You won’t pay an obvious fee for buying or selling one of these bonds if you hold them until maturity, but there is an embedded sales charge that’s already been taken out of the interest rate.
This is one reason you should plan to hold these bonds until maturity. Further, while a broker may be able to sell your bond on the secondary market, there is limited liquidity, according to Ricketts.
“It’s not liquid like the Treasury market. There’s not the huge liquidity that you find on a very large corporate issue or government issues. These aren’t trading vehicles.”
Because of the way InterNotes are sold, it can be difficult to tell if you’re getting the best deal. You could see what other Deutsche Bank bonds, for instance, are selling for and at what yield.

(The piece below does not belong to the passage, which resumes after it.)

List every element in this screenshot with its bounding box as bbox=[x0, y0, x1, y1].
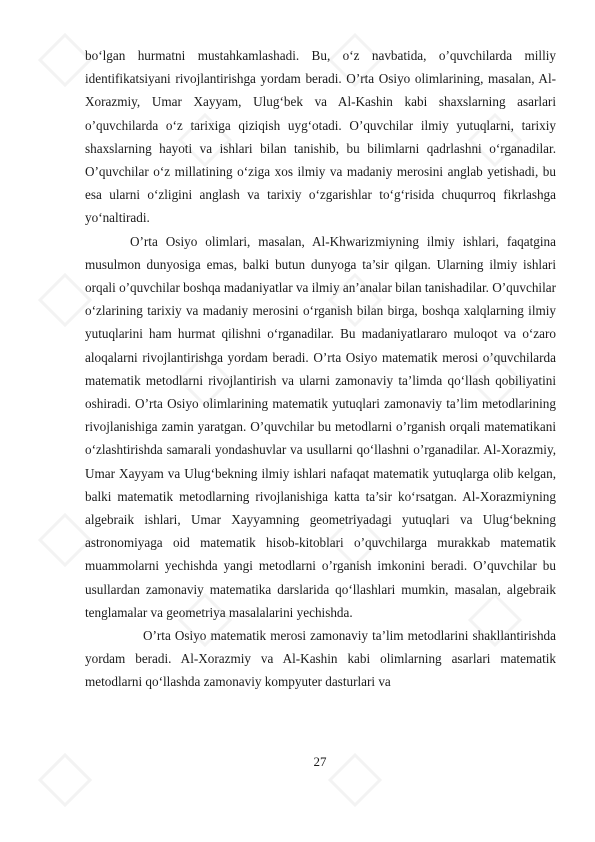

If you were buying on the secondary market, you might have to pay a premium if the bond’s yield were higher than the current yield. Similarly, you could be missing out on buying a bond at a discount if the bond’s yield were lower than prevailing yields. You could also find yourself liable for paying accrued interest to the seller.
“If you had a good broker, you might be able to do better,” Ricketts says. “But if you’re buying just $10,000, nobody gives you a good price. The process is not built for the individual.”
Before buying these corporate bonds, you might want to check to see what Treasuries with similar maturities are yielding. You’ll want to make sure you get a higher yield to account for the added risk of a possible default by a corporation.
Buying individual bonds in this fashion can beat the return you’ll get with a bond fund. You sacrifice the bond fund’s liquidity, but avoid the load and ongoing fees bond funds often carry. If you hold the individual bond until maturity, you’ll also avoid the potential risk of loss of principal that comes with bond funds.
An interesting feature of InterNotes is the survivor benefit, which allows your heirs to return the bonds to the issuer without waiting for them to mature.
Unlike CDs, corporate bonds are not FDIC-insured.